Going back to the study, we need to take a closer look at the setup of the experiment to understand what might be going on here:

“Participants were tested individually, but each was led to believe that he or she would be interacting with another participant of the same sex. They were told that the researchers were studying first impressions. After giving informed consent, each participant wrote a one-paragraph essay on abortion, either pro-choice or pro-life (whichever the participant supported). After finishing, the participant’s essay was taken away to be shown to the other participant (who was in fact nonexistent) for evaluation. Meanwhile, the participant was permitted to evaluate the partner’s essay, which expressed the opposite view on abortion (e.g., if the participant’s essay was pro-choice, the partner’s essay was pro-life). A short time later, the experimenter brought the participant’s own essay back with comments ostensibly made by the other participant. All participants received bad evaluations consisting of negative ratings on organization, originality, writing style, clarity of expression, persuasiveness of arguments, and overall quality. (…) There was also a handwritten comment stating “This is one of the worst essays I have read!” Previous research has shown that this procedure makes people quite angry.

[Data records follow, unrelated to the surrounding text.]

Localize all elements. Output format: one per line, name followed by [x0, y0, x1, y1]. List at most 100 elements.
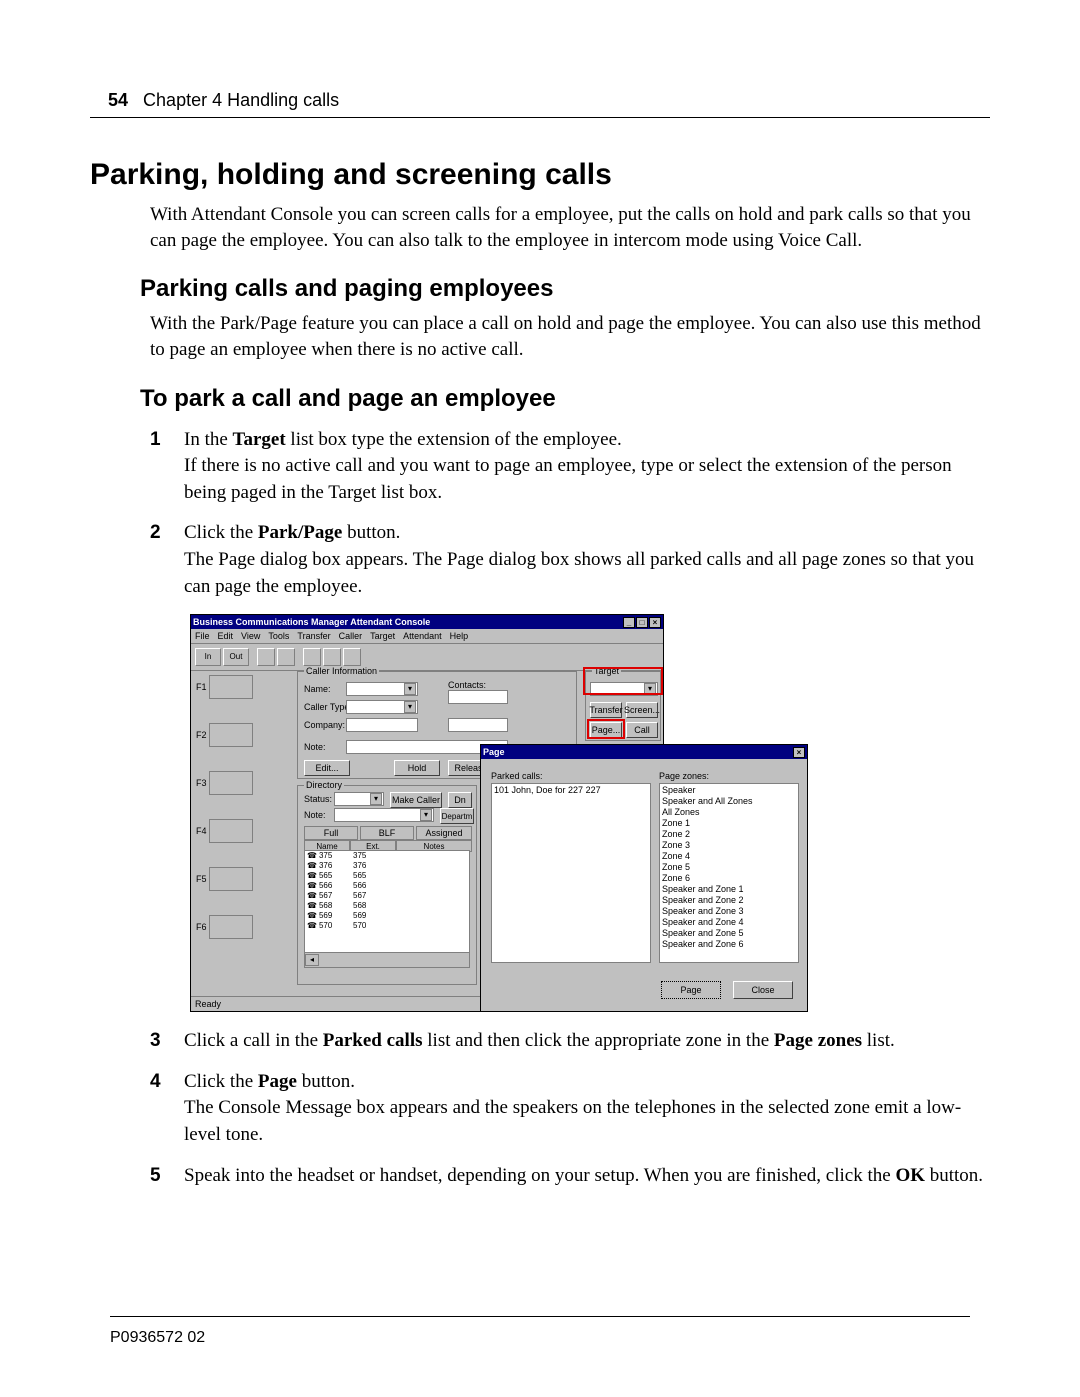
- status-dropdown[interactable]: [334, 792, 384, 806]
- step-text: In the Target list box type the extensio…: [184, 427, 990, 507]
- fkey-f4[interactable]: F4: [209, 819, 253, 843]
- toolbar-icon[interactable]: [343, 648, 361, 666]
- zone-item[interactable]: Zone 3: [662, 840, 796, 851]
- zone-item[interactable]: Speaker and Zone 5: [662, 928, 796, 939]
- directory-row[interactable]: 566566: [305, 881, 469, 891]
- tab-full[interactable]: Full: [304, 826, 358, 840]
- note-label: Note:: [304, 742, 326, 752]
- hold-button[interactable]: Hold: [394, 760, 440, 776]
- step-1: 1 In the Target list box type the extens…: [150, 427, 990, 507]
- close-icon[interactable]: ×: [793, 747, 805, 758]
- paragraph-2a: With the Park/Page feature you can place…: [150, 311, 990, 362]
- tab-assigned[interactable]: Assigned: [416, 826, 472, 840]
- zone-item[interactable]: Zone 4: [662, 851, 796, 862]
- app-titlebar: Business Communications Manager Attendan…: [191, 615, 663, 629]
- app-title: Business Communications Manager Attendan…: [193, 617, 430, 627]
- scroll-left-icon[interactable]: ◂: [305, 954, 319, 966]
- menu-attendant[interactable]: Attendant: [403, 631, 442, 641]
- name-dropdown[interactable]: [346, 682, 418, 696]
- zone-item[interactable]: Speaker and Zone 1: [662, 884, 796, 895]
- step-text: Click the Page button. The Console Messa…: [184, 1069, 990, 1149]
- dir-note-label: Note:: [304, 810, 326, 820]
- menu-target[interactable]: Target: [370, 631, 395, 641]
- tab-blf[interactable]: BLF: [360, 826, 414, 840]
- menu-file[interactable]: File: [195, 631, 210, 641]
- directory-row[interactable]: 570570: [305, 921, 469, 931]
- menu-tools[interactable]: Tools: [268, 631, 289, 641]
- screen-button[interactable]: Screen...: [626, 702, 658, 718]
- edit-button[interactable]: Edit...: [304, 760, 350, 776]
- company-field-2[interactable]: [448, 718, 508, 732]
- zone-item[interactable]: Zone 5: [662, 862, 796, 873]
- directory-label: Directory: [304, 780, 344, 790]
- contacts-field[interactable]: [448, 690, 508, 704]
- dn-button[interactable]: Dn: [448, 792, 472, 808]
- toolbar-out-button[interactable]: Out: [223, 648, 249, 666]
- menu-view[interactable]: View: [241, 631, 260, 641]
- zone-item[interactable]: All Zones: [662, 807, 796, 818]
- zone-item[interactable]: Speaker and Zone 3: [662, 906, 796, 917]
- directory-row[interactable]: 376376: [305, 861, 469, 871]
- fkey-f5[interactable]: F5: [209, 867, 253, 891]
- dialog-title: Page: [483, 747, 505, 757]
- heading-2b: To park a call and page an employee: [140, 385, 990, 413]
- fkey-f6[interactable]: F6: [209, 915, 253, 939]
- dialog-close-button[interactable]: Close: [733, 981, 793, 999]
- step-number: 1: [150, 427, 184, 507]
- fkey-f2[interactable]: F2: [209, 723, 253, 747]
- directory-row[interactable]: 565565: [305, 871, 469, 881]
- zone-item[interactable]: Speaker and All Zones: [662, 796, 796, 807]
- toolbar-icon[interactable]: [257, 648, 275, 666]
- company-field[interactable]: [346, 718, 418, 732]
- dialog-page-button[interactable]: Page: [661, 981, 721, 999]
- caller-type-dropdown[interactable]: [346, 700, 418, 714]
- toolbar-in-button[interactable]: In: [195, 648, 221, 666]
- dir-note-dropdown[interactable]: [334, 808, 434, 822]
- parked-calls-label: Parked calls:: [491, 771, 543, 781]
- directory-row[interactable]: 569569: [305, 911, 469, 921]
- step-number: 2: [150, 520, 184, 600]
- toolbar-icon[interactable]: [323, 648, 341, 666]
- page-zones-list[interactable]: Speaker Speaker and All Zones All Zones …: [659, 783, 799, 963]
- toolbar-icon[interactable]: [303, 648, 321, 666]
- horizontal-scrollbar[interactable]: ◂: [305, 952, 469, 967]
- parked-call-item[interactable]: 101 John, Doe for 227 227: [494, 785, 648, 796]
- call-button[interactable]: Call: [626, 722, 658, 738]
- directory-row[interactable]: 568568: [305, 901, 469, 911]
- contacts-label: Contacts:: [448, 680, 486, 690]
- intro-paragraph: With Attendant Console you can screen ca…: [150, 202, 990, 253]
- highlight-page-button: [587, 719, 625, 739]
- toolbar-icon[interactable]: [277, 648, 295, 666]
- menu-help[interactable]: Help: [450, 631, 469, 641]
- menu-edit[interactable]: Edit: [218, 631, 234, 641]
- page-zones-label: Page zones:: [659, 771, 709, 781]
- zone-item[interactable]: Speaker and Zone 2: [662, 895, 796, 906]
- menu-transfer[interactable]: Transfer: [297, 631, 330, 641]
- parked-calls-list[interactable]: 101 John, Doe for 227 227: [491, 783, 651, 963]
- directory-list[interactable]: 375375 376376 565565 566566 567567 56856…: [304, 850, 470, 968]
- directory-row[interactable]: 567567: [305, 891, 469, 901]
- menu-caller[interactable]: Caller: [339, 631, 363, 641]
- zone-item[interactable]: Speaker and Zone 4: [662, 917, 796, 928]
- departm-button[interactable]: Departm: [440, 808, 474, 824]
- maximize-icon[interactable]: □: [636, 617, 648, 628]
- make-caller-button[interactable]: Make Caller: [390, 792, 442, 808]
- running-header: 54 Chapter 4 Handling calls: [108, 90, 990, 111]
- embedded-screenshot: Business Communications Manager Attendan…: [190, 614, 810, 1014]
- directory-row[interactable]: 375375: [305, 851, 469, 861]
- window-controls: _ □ ×: [623, 617, 661, 628]
- close-icon[interactable]: ×: [649, 617, 661, 628]
- minimize-icon[interactable]: _: [623, 617, 635, 628]
- fkey-f3[interactable]: F3: [209, 771, 253, 795]
- dialog-controls: ×: [793, 747, 805, 758]
- step-5: 5 Speak into the headset or handset, dep…: [150, 1163, 990, 1190]
- zone-item[interactable]: Zone 2: [662, 829, 796, 840]
- zone-item[interactable]: Speaker: [662, 785, 796, 796]
- highlight-target-field: [583, 667, 663, 695]
- transfer-button[interactable]: Transfer: [590, 702, 622, 718]
- zone-item[interactable]: Zone 6: [662, 873, 796, 884]
- zone-item[interactable]: Zone 1: [662, 818, 796, 829]
- fkey-f1[interactable]: F1: [209, 675, 253, 699]
- dialog-titlebar: Page ×: [481, 745, 807, 759]
- zone-item[interactable]: Speaker and Zone 6: [662, 939, 796, 950]
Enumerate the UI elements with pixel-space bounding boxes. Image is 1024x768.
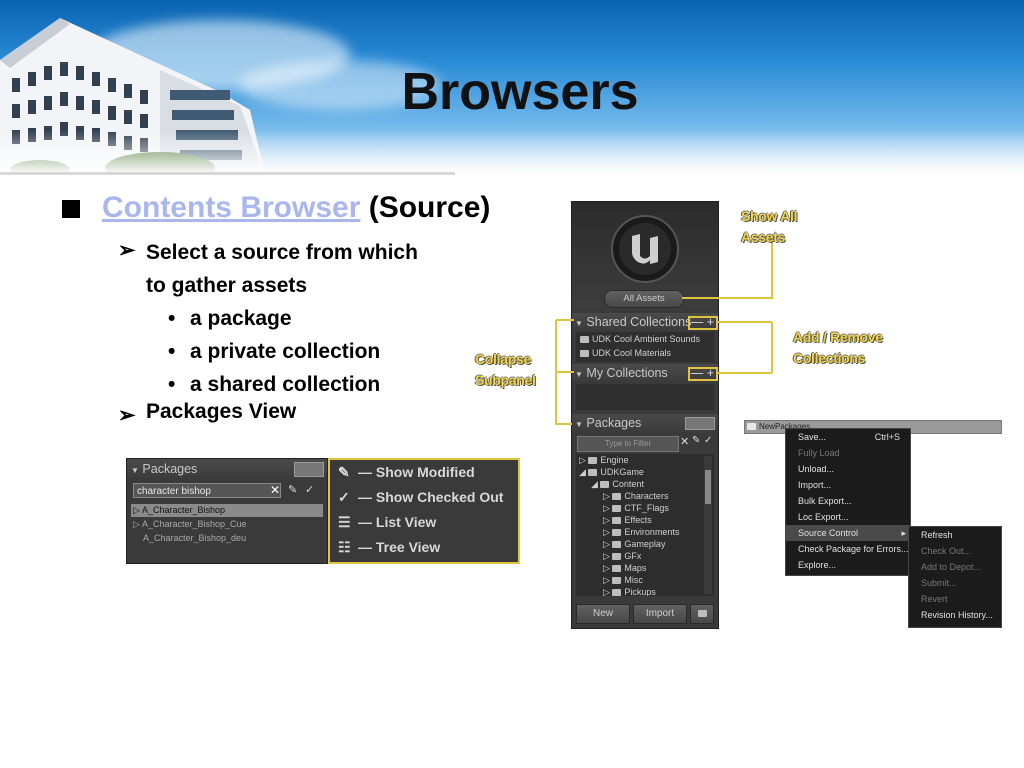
pencil-icon[interactable]: ✎ [288,483,297,496]
pencil-icon: ✎ [338,464,350,480]
package-tree: ▷ Engine ◢ UDKGame ◢ Content ▷ Character… [576,454,714,596]
submenu-item-revert[interactable]: Revert [909,591,1001,607]
menu-item-bulk-export[interactable]: Bulk Export... [786,493,910,509]
section-label: Packages [142,462,198,476]
check-icon: ✓ [338,489,350,505]
check-icon[interactable]: ✓ [305,483,314,496]
callout-show-all-assets: Show All Assets [741,208,798,245]
menu-item-save[interactable]: Save... Ctrl+S [786,429,910,445]
folder-button[interactable] [690,604,714,624]
list-item: • a private collection [168,340,381,363]
tree-node[interactable]: ▷ Characters [576,490,714,502]
submenu-arrow-icon: ▸ [901,528,906,538]
callout-collapse-subpanel: Collapse Subpanel [475,351,536,388]
packages-view-panel: ▼ Packages character bishop ✕ ✎ ✓ ▷ A_Ch… [126,458,328,564]
tree-view-icon: ☷ [338,539,351,555]
collapse-triangle-icon[interactable]: ▼ [131,466,139,475]
option-tree-view[interactable]: ☷ — Tree View [330,535,518,560]
table-row[interactable]: ▷ A_Character_Bishop [131,504,323,517]
header-banner: Browsers [0,0,1024,175]
packages-view-options: ✎ — Show Modified ✓ — Show Checked Out ☰ — … [328,458,520,564]
menu-item-import[interactable]: Import... [786,477,910,493]
package-search-input[interactable]: character bishop [133,483,281,498]
option-list-view[interactable]: ☰ — List View [330,510,518,535]
page-title: Browsers [401,63,639,121]
tree-node[interactable]: ▷ Environments [576,526,714,538]
sub-bullet-select-source: Select a source from which to gather ass… [146,236,418,302]
menu-item-check-package[interactable]: Check Package for Errors... [786,541,910,557]
scrollbar-thumb[interactable] [705,470,711,504]
scrollbar[interactable] [704,456,712,594]
submenu-item-refresh[interactable]: Refresh [909,527,1001,543]
source-control-submenu: Refresh Check Out... Add to Depot... Sub… [908,526,1002,628]
list-item: • a package [168,307,292,330]
option-show-modified[interactable]: ✎ — Show Modified [330,460,518,485]
menu-item-unload[interactable]: Unload... [786,461,910,477]
sub-bullet-line: Select a source from which [146,241,418,264]
sub-bullet-line: to gather assets [146,274,308,297]
bullet-square-icon [62,200,80,218]
context-menu: Save... Ctrl+S Fully Load Unload... Impor… [785,428,911,576]
table-row[interactable]: ▷ A_Character_Bishop_Cue [131,518,323,531]
view-toggle-icon[interactable] [294,462,324,477]
arrow-bullet-icon: ➢ [118,239,136,262]
import-button[interactable]: Import [633,604,687,624]
bullet-main: Contents Browser (Source) [102,191,490,225]
callout-connectors [555,240,773,425]
folder-icon [747,423,756,431]
tree-node[interactable]: ▷ GFx [576,550,714,562]
sub-sub-list: • a package • a private collection • a shar… [168,302,380,401]
list-item: • a shared collection [168,373,381,396]
divider [0,172,455,175]
packages-view-header[interactable]: ▼ Packages [127,459,327,479]
tree-node[interactable]: ▷ Gameplay [576,538,714,550]
tree-node[interactable]: ▷ Effects [576,514,714,526]
contents-browser-link[interactable]: Contents Browser [102,191,360,224]
menu-item-loc-export[interactable]: Loc Export... [786,509,910,525]
tree-node-content[interactable]: ◢ Content [576,478,714,490]
submenu-item-submit[interactable]: Submit... [909,575,1001,591]
table-row[interactable]: A_Character_Bishop_deu [131,532,323,545]
submenu-item-revision-history[interactable]: Revision History... [909,607,1001,623]
option-show-checked-out[interactable]: ✓ — Show Checked Out [330,485,518,510]
sub-bullet-packages-view: Packages View [146,400,297,423]
tree-node-engine[interactable]: ▷ Engine [576,454,714,466]
new-button[interactable]: New [576,604,630,624]
menu-item-explore[interactable]: Explore... [786,557,910,573]
submenu-item-check-out[interactable]: Check Out... [909,543,1001,559]
tree-node-udkgame[interactable]: ◢ UDKGame [576,466,714,478]
arrow-bullet-icon: ➢ [118,404,136,427]
banner-fade [0,130,1024,175]
tree-node[interactable]: ▷ Misc [576,574,714,586]
menu-item-source-control[interactable]: Source Control ▸ [786,525,910,541]
tree-node[interactable]: ▷ CTF_Flags [576,502,714,514]
tree-node[interactable]: ▷ Maps [576,562,714,574]
tree-node[interactable]: ▷ Pickups [576,586,714,596]
submenu-item-add-to-depot[interactable]: Add to Depot... [909,559,1001,575]
clear-filter-icon[interactable]: ✕ [270,483,280,497]
list-view-icon: ☰ [338,514,351,530]
callout-add-remove-collections: Add / Remove Collections [793,329,883,366]
menu-item-fully-load[interactable]: Fully Load [786,445,910,461]
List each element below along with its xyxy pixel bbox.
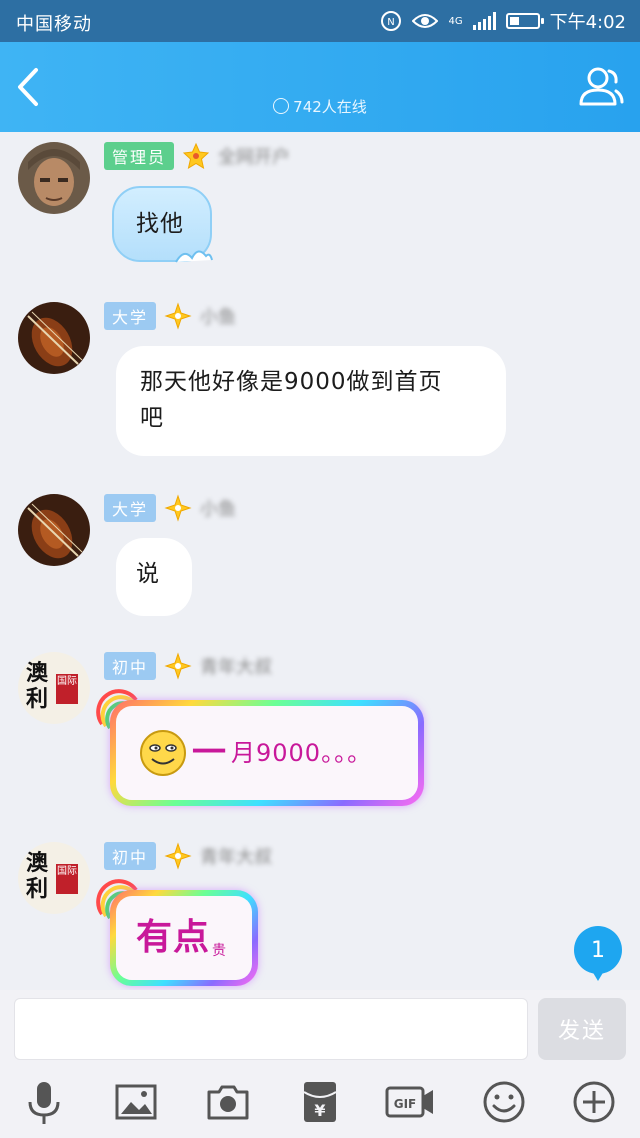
avatar-seal: 国际 [56, 674, 78, 704]
input-toolbar: ¥ GIF [0, 1068, 640, 1138]
message-bubble[interactable]: 一 月9000。。。 [110, 700, 424, 806]
level-badge: 大学 [104, 494, 157, 522]
avatar[interactable] [18, 302, 90, 374]
message-text: 找他 [136, 211, 184, 237]
message-bubble[interactable]: 那天他好像是9000做到首页 吧 [116, 346, 506, 456]
star-icon [182, 142, 210, 170]
level-badge: 初中 [104, 652, 157, 680]
svg-text:GIF: GIF [394, 1097, 417, 1111]
nickname: 青年大叔 [200, 657, 273, 678]
message-text: 月9000。。。 [231, 739, 373, 767]
admin-badge: 管理员 [104, 142, 175, 170]
star-icon [164, 842, 192, 870]
message-input[interactable] [14, 998, 528, 1060]
online-check-icon [273, 98, 290, 114]
avatar[interactable] [18, 494, 90, 566]
emoji-icon[interactable] [480, 1078, 528, 1126]
message-bubble[interactable]: 有点 贵 [110, 890, 258, 986]
online-count: 742人在线 [0, 96, 640, 117]
red-packet-icon[interactable]: ¥ [296, 1078, 344, 1126]
network-type: 4G [448, 15, 463, 27]
svg-text:¥: ¥ [314, 1101, 325, 1120]
status-bar: 中国移动 N 4G 下午4:02 [0, 0, 640, 42]
level-badge: 大学 [104, 302, 157, 330]
chat-header: 742人在线 [0, 42, 640, 132]
group-members-icon[interactable] [576, 64, 624, 110]
eye-comfort-icon [412, 14, 439, 28]
gif-icon[interactable]: GIF [384, 1078, 436, 1126]
svg-text:N: N [388, 17, 395, 28]
level-badge: 初中 [104, 842, 157, 870]
nickname: 青年大叔 [200, 847, 273, 868]
clock: 下午4:02 [549, 12, 626, 33]
camera-icon[interactable] [204, 1078, 252, 1126]
plus-icon[interactable] [570, 1078, 618, 1126]
star-icon [164, 302, 192, 330]
avatar[interactable]: 澳利 国际 [18, 842, 90, 914]
input-bar: 发送 [0, 990, 640, 1068]
image-icon[interactable] [112, 1078, 160, 1126]
mic-icon[interactable] [20, 1078, 68, 1126]
send-button[interactable]: 发送 [538, 998, 626, 1060]
smile-emoji-icon [140, 730, 186, 776]
message-text-line: 吧 [140, 405, 164, 431]
message-text-big: 一 [192, 733, 227, 773]
avatar-logo-text: 澳利 [26, 850, 49, 902]
avatar-seal: 国际 [56, 864, 78, 894]
nickname: 小鱼 [200, 499, 237, 520]
online-count-text: 742人在线 [293, 98, 367, 116]
message-bubble[interactable]: 找他 [112, 186, 213, 263]
star-icon [164, 494, 192, 522]
wave-decoration-icon [175, 250, 213, 263]
avatar-logo-text: 澳利 [26, 660, 49, 712]
star-icon [164, 652, 192, 680]
message-text-line: 那天他好像是9000做到首页 [140, 369, 443, 395]
nickname: 全网开户 [218, 147, 291, 168]
carrier-label: 中国移动 [16, 14, 92, 35]
avatar[interactable] [18, 142, 90, 214]
message-text: 说 [136, 561, 160, 587]
message-bubble[interactable]: 说 [116, 538, 192, 616]
message-text-big: 有点 [136, 917, 211, 958]
avatar[interactable]: 澳利 国际 [18, 652, 90, 724]
nfc-icon: N [381, 11, 402, 31]
battery-icon [505, 13, 544, 29]
unread-count-badge[interactable]: 1 [574, 926, 622, 981]
signal-icon [472, 12, 496, 30]
message-text-small: 贵 [212, 943, 228, 959]
nickname: 小鱼 [200, 307, 237, 328]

If you read this, would you say it’s fair to say that this procedure makes people angry? If you imagine the participants punching the punching bag, are they processing their own aggression?

I would say no. They were told they studied first impressions, I would imagine that there was also a lot of anxiety around rejection and shame elicited there. And, therefore, when the participants punched the punching bag, they were identified with the aggressor to lessen their anxiety – which is why acting out aggression did not help.

What would have been helpful would be to understand and explore the underlying anxiety of being rejected and shamed, which is exactly what Anna Freud and her concept of the identification with the aggressor helps us realize.